Kogie Naidoo was addressing the SA TB Conference in Durban, looking at tuberculosis drug developments in the pipeline. She says while there are ongoing advances in new TB regimens, the rates of toxicity for TB drugs remains concerning.
“We know that in SA in 2021, there were approximately 61 000 TB deaths. What that equates to is 2 deaths every 9 minutes from TB in SA. We can see in our day-to-day practice that mortality from TB is unacceptably high. There are multiple drugs and regimens undergoing investigation and research so there have been huge advances to help us move forward,” says Naidoo.
The technology used to screen for TB in rural areas
Dr Muhammad Osman from the Desmond Tutu TB Centre emphasises the need for community-based advocacy, saying that a purely digital approach to bridging the gap between those who are tested for TB and those who are not, will not work.

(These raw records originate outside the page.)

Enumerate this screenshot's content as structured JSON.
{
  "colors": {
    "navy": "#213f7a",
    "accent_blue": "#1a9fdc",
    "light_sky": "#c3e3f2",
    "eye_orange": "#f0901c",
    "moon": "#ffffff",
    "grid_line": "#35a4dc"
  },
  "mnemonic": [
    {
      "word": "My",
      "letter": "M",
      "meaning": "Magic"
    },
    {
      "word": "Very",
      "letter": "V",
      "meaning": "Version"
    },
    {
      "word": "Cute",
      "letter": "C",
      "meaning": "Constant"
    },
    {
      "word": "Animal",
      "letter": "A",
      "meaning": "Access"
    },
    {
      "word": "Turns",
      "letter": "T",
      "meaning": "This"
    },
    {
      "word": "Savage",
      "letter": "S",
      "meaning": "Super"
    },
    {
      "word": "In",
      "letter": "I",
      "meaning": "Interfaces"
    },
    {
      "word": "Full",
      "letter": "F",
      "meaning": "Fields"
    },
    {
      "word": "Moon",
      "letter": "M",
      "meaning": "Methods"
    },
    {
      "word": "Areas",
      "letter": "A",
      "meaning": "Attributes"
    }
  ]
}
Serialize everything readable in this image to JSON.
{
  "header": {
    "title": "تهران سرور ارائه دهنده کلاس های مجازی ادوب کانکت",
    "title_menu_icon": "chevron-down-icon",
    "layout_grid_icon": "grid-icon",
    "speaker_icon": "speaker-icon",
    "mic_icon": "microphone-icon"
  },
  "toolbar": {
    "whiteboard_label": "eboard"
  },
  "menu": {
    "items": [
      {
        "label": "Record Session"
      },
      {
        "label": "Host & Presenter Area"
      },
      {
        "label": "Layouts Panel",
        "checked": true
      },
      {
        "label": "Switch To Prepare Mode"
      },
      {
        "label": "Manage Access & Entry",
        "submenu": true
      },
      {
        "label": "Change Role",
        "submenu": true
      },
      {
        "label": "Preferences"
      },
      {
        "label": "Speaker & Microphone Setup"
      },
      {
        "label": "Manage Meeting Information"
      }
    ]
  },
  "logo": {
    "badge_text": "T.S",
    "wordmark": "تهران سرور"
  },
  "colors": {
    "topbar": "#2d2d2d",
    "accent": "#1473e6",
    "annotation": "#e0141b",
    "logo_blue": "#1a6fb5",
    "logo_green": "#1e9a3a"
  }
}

“The fact that we know there is a large proportion, up to 25% lost between diagnosis and treatment that we don’t report on needs to change, we do need to include the broader community. The opportunity for advocates for TB comes from our communities and there needs to be a space for them. Linkage to care is more than just a digital solution”.
South African TB conference held in Durban:
Scientists have raised concerns over a lack of investment in diagnostics, particularly to reduce the time between testing and treatment.
In South Africa, this can take up to five days and requires a patient to physically present themselves back at the clinic to receive their results.
Dr Harry Moultrie from the National Institute of Communicable Diseases (NICD) spoke about the progress India has made in reducing TB infections by recapacitating diagnostics in line with Covid-19 testing over the last two years.
Despite being a curable communicable disease, TB remains the leading cause of death in South Africa and in KwaZulu-Natal. The burden is carried by people living with HIV globally.